I think you cannot call the function readBytes() from an ISR, at least you shouldnt. The reason for this is because that function includes I2C communications, that take some time and also may conflict with ISR manager for reasons I don't really know.
Just use the timer interrupt to change the value of a flag, and then check that flag from main code and execute the readbytes().
What I do to get calibration values using Arduino is the following:
- Put the MPU6050 in a flat and horizontal surface. Use an inclinometer to check that it is as horizontal as possible.
- Modify the RAW program to put every offset to 0. ("setXGyroOffset/setYGyroOffset/setZGyroOffset/setZAccelOffset" =0 ).
- Upload the RAW program to your arduino and open serial monitor so you can see the values it is returning.
- Leave it operating for a few minutes (5-10) so temperature gets stabilized.
- Check the values in the serial monitor and write them down.
- Now modify your program again updating your offsets and run the sketch, with updated offsets.
- Repeat this process until your program is returning 0 for every gyro, 0 for X and Y accel, and +16384 for Z accel.
Once you achieve this, those are the offsets for that MPU6050, you will have to repeat this for every MPU6050 you use.
- If you stop the sketch for a while, sensor's temperature will get lower. If you only stop it to reprogram new offsets, you dont need to wait those 5-10 minutes every time.

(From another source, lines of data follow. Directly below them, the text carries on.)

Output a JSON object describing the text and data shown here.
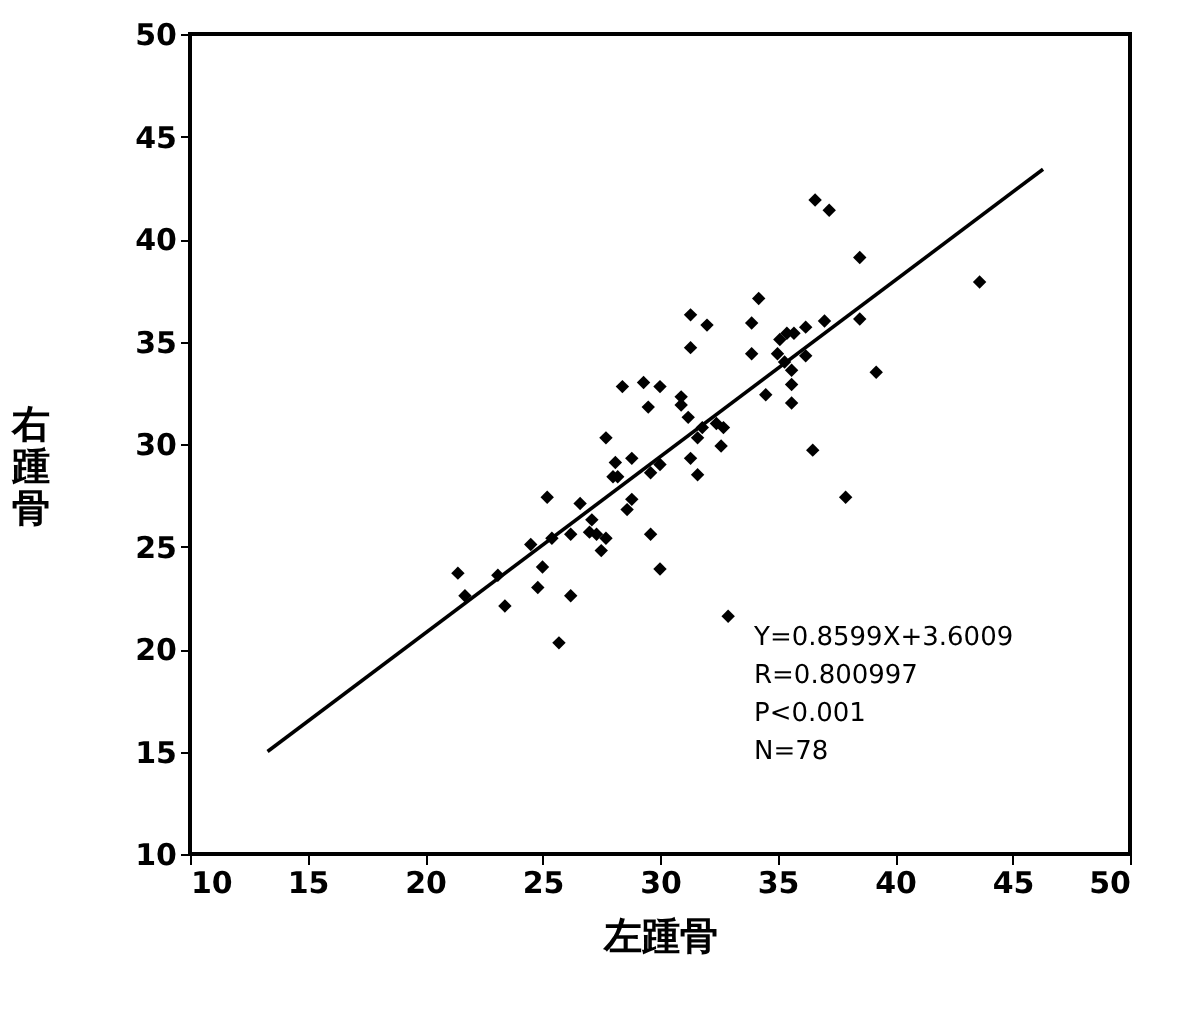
{
  "chart_data": {
    "type": "scatter",
    "xlabel": "左踵骨",
    "ylabel": "右踵骨",
    "xlim": [
      10,
      50
    ],
    "ylim": [
      10,
      50
    ],
    "xticks": [
      10,
      15,
      20,
      25,
      30,
      35,
      40,
      45,
      50
    ],
    "yticks": [
      10,
      15,
      20,
      25,
      30,
      35,
      40,
      45,
      50
    ],
    "grid": false,
    "series": [
      {
        "type": "scatter",
        "marker": "diamond",
        "color": "#000000",
        "x": [
          21.4,
          21.7,
          23.1,
          23.4,
          24.5,
          25.2,
          25.0,
          24.8,
          25.4,
          26.2,
          25.7,
          26.2,
          26.6,
          27.1,
          27.0,
          27.3,
          27.7,
          27.5,
          28.8,
          28.6,
          29.6,
          30.0,
          28.2,
          29.6,
          31.6,
          36.6,
          37.2,
          38.5,
          43.6,
          34.2,
          31.3,
          32.0,
          33.9,
          37.0,
          38.5,
          36.2,
          31.3,
          33.9,
          35.1,
          35.4,
          35.7,
          35.0,
          35.3,
          36.2,
          39.2,
          35.6,
          35.6,
          34.5,
          35.6,
          28.4,
          29.3,
          30.0,
          29.5,
          30.9,
          30.9,
          31.2,
          31.8,
          32.4,
          32.7,
          31.6,
          32.6,
          27.7,
          31.3,
          36.5,
          37.9,
          28.1,
          28.8,
          28.0,
          30.0,
          32.9
        ],
        "values": [
          23.7,
          22.6,
          23.6,
          22.1,
          25.1,
          27.4,
          24.0,
          23.0,
          25.4,
          22.6,
          20.3,
          25.6,
          27.1,
          26.3,
          25.7,
          25.6,
          25.4,
          24.8,
          27.3,
          26.8,
          25.6,
          23.9,
          28.4,
          28.6,
          28.5,
          41.9,
          41.4,
          39.1,
          37.9,
          37.1,
          36.3,
          35.8,
          35.9,
          36.0,
          36.1,
          35.7,
          34.7,
          34.4,
          35.1,
          35.4,
          35.4,
          34.4,
          34.0,
          34.3,
          33.5,
          33.6,
          32.9,
          32.4,
          32.0,
          32.8,
          33.0,
          32.8,
          31.8,
          32.3,
          31.9,
          31.3,
          30.8,
          31.0,
          30.8,
          30.3,
          29.9,
          30.3,
          29.3,
          29.7,
          27.4,
          29.1,
          29.3,
          28.4,
          29.0,
          21.6
        ]
      },
      {
        "type": "line",
        "marker": "none",
        "color": "#000000",
        "x": [
          13.3,
          46.3
        ],
        "values": [
          15.0,
          43.4
        ]
      }
    ],
    "annotations": [
      "Y=0.8599X+3.6009",
      "R=0.800997",
      "P<0.001",
      "N=78"
    ]
  }
}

- What you should try to achieve is to get the average of every gyro and XY accel to those values mentioned, so it is best if you modify the sketch to take, for example, 10000 measures, and just show on the serial monitor the average, because there is always some noise.
- It is not so straigthforward to update your offset every time. In my case, I had to put my initial readings, negated (change sign) and divided by 4 (gyros) and by 7.8 (accels).